First District, Division 4 Follow Acosta-Otay Line of Cases.

     There has been quite a splash of jurisprudence lately on the question of when a prevailing party can be adjudged in mixed legal-arbitration proceedings. The next case is the latest addition to the case law on this subject.

     In Turner v. Schultz, Case Nos. A121642, A121707 (1st Dist., Div. 4 July 13, 2009) (certified for publication), the First District, Division 4—in a “close” case on the issue—decided that a trial court correctly awarded $82,280.78 in attorney’s fees to defendants that successfully beat plaintiff’s declaratory and injunctive relief efforts in court to forestall arbitration of a dispute between the parties based on a contractual fees clause covering legal actions. Plaintiff’s legal action was designed to stay arbitration, unlike other disparate legal proceedings to compel arbitration. However, the Court of Appeal followed Acosta v. Kerrigan, 150 Cal.App.4th 1124, 1131-1132 (2007) and Otay River Constructors v.

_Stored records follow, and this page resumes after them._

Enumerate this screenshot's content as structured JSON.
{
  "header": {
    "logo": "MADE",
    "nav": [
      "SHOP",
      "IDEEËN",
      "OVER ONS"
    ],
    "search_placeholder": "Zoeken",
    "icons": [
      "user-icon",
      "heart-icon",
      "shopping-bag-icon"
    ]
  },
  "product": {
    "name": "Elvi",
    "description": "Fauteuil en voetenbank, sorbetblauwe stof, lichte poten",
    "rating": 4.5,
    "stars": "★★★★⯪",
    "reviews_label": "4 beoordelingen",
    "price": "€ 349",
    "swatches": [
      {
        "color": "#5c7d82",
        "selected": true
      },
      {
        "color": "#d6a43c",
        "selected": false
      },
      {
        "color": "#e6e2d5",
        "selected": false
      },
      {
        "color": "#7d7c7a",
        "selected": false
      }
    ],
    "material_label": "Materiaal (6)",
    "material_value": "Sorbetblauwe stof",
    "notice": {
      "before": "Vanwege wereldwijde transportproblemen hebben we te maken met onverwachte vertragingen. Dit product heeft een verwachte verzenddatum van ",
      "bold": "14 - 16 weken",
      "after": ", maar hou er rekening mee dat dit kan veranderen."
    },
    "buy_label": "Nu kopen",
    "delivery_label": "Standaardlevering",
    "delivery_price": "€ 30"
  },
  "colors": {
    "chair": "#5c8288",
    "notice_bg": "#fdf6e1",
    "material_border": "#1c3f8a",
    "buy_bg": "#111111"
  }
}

San Diego Expressway, 158 Cal.App.4th 796, 996-998 (2008) over other cases, finding that there was a discrete legal proceeding where fees were warranted—“an independent complaint for declaratory and injunctive relief.”

     Even if plaintiff won future fees after prevailing in the arbitration, the legal action was separate and he lost his effort to forestall the arbitration. “It was [plaintiff] who initiated both actions [by first seeking arbitration and then commencing a court action claiming the entire agreement was void]; he must accept the consequences of forcing defendants to fight on two fronts.” (Slip Opn., p. 12.)